Jellyfish don’t age and never die unless killed.

STATEWIDE – We keep hearing about the extra $6.2 billion the state received in pandemic aid from the feds. So, why are New Jersey’s businesses still getting slapped with a $250 million hike to shore up the unemployment insurance payroll tax? Weren't all the pandemic relief funds meant for, well, pandemic relief? On Friday the 13th, the state sent out a lovely note to business owners about new and exciting increases to contribution rates, as the state works to build up its coffers. The higher rates kick in Oct 1, as part of a three-year plan for employers to pay a total of $1 billion in unemployment tax. As business leaders note, this tax is not on income, profits or assets, but on actual jobs. If the federal cash is there, why penalize the state’s job creators?

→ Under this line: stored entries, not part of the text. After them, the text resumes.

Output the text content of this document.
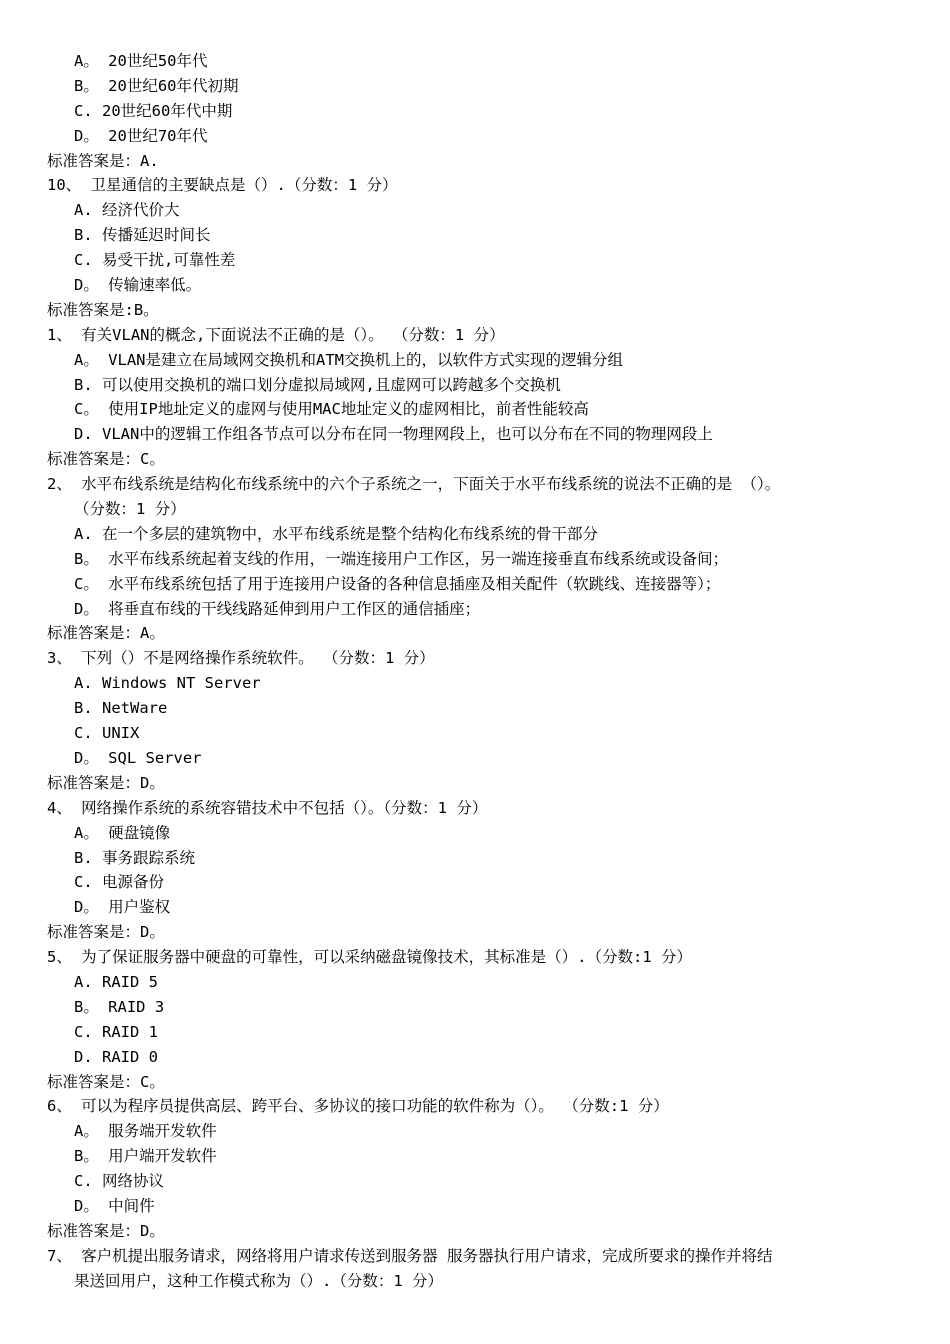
A。 20世纪50年代
B。 20世纪60年代初期
C. 20世纪60年代中期
D。 20世纪70年代
标准答案是：A.
10、 卫星通信的主要缺点是（）.（分数：1 分）
A. 经济代价大
B. 传播延迟时间长
C. 易受干扰,可靠性差
D。 传输速率低。
标准答案是:B。
1、 有关VLAN的概念,下面说法不正确的是（）。 （分数：1 分）
A。 VLAN是建立在局域网交换机和ATM交换机上的，以软件方式实现的逻辑分组
B. 可以使用交换机的端口划分虚拟局域网,且虚网可以跨越多个交换机
C。 使用IP地址定义的虚网与使用MAC地址定义的虚网相比，前者性能较高
D. VLAN中的逻辑工作组各节点可以分布在同一物理网段上，也可以分布在不同的物理网段上
标准答案是：C。
2、 水平布线系统是结构化布线系统中的六个子系统之一，下面关于水平布线系统的说法不正确的是 （）。
（分数：1 分）
A. 在一个多层的建筑物中，水平布线系统是整个结构化布线系统的骨干部分
B。 水平布线系统起着支线的作用，一端连接用户工作区，另一端连接垂直布线系统或设备间；
C。 水平布线系统包括了用于连接用户设备的各种信息插座及相关配件（软跳线、连接器等）；
D。 将垂直布线的干线线路延伸到用户工作区的通信插座；
标准答案是：A。
3、 下列（）不是网络操作系统软件。 （分数：1 分）
A. Windows NT Server
B. NetWare
C. UNIX
D。 SQL Server
标准答案是：D。
4、 网络操作系统的系统容错技术中不包括（）。（分数：1 分）
A。 硬盘镜像
B. 事务跟踪系统
C. 电源备份
D。 用户鉴权
标准答案是：D。
5、 为了保证服务器中硬盘的可靠性，可以采纳磁盘镜像技术，其标准是（）.（分数:1 分）
A. RAID 5
B。 RAID 3
C. RAID 1
D. RAID 0
标准答案是：C。
6、 可以为程序员提供高层、跨平台、多协议的接口功能的软件称为（）。 （分数:1 分）
A。 服务端开发软件
B。 用户端开发软件
C. 网络协议
D。 中间件
标准答案是：D。
7、 客户机提出服务请求，网络将用户请求传送到服务器 服务器执行用户请求，完成所要求的操作并将结
果送回用户，这种工作模式称为（）.（分数：1 分）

JERSEY CITY – Not that long ago the Newport Centre Mall was considered a linchpin for a glorious downtown renaissance. In fact, when it opened in October 1987 featuring the Smurfs, we were there to check out the Sam Goody and see what was new and oversized at Benetton. But, today, the mall doesn’t seem to be part of the future. A draft of a new Jersey City master plan recommends a downtown without the mall as a way to open access to the waterfront, the Jersey Journal reports. Replaced with a traditional city street grid, the land could be home to even more marvelous condos and restaurants, rather than this 1.1-million square foot, Reagan-era behemoth.

IN OTHER IMPORTANT NEWS

GRANBURY, TX – A local father is now stuck back in his teens. (No, this isn’t one of those tired movies about yet another guy who goes back in time.) The man is suffering from what appears to be a rare brain disorder in which he woke up one morning and thought he was a kid. It seems that 20 years of his memory was wiped away, including his marriage and the birth of his daughter, now 10. The 36-year-old man woke up next to his wife and had no clue who she was or where he was and wondering if his parents would catch him with this strange, older woman. His wife then had to convince him he wasn’t kidnapped and that she was, in fact, his wife. Then, he looked in the mirror, wondering why he was so old and fat. It took his parents to convince him he was the victim of “transient global amnesia,” blocking his short-term memory.

THIS DAY IN HISTORY

It was this day in 2017 that Dallas officials were worried of a pandemic, after the West Nile Virus kills 17 people. A “state of emergency” is declared.

WORD OF THE DAY

Bromide – [BROH-myde] – noun

Definition: A commonplace statement

Example: A banal bromide like “trust the science” doesn’t do much to explain the sea rising at the Jersey Shore.

WIT OF THE DAY

“Good judgment comes from experience, and experience - well, that comes from poor judgment.” 

― A.A. Milne

BIDEN BLURB

“If you conclude my judgment is not the right judgment, I abide by that, but I want an opportunity to have an input.”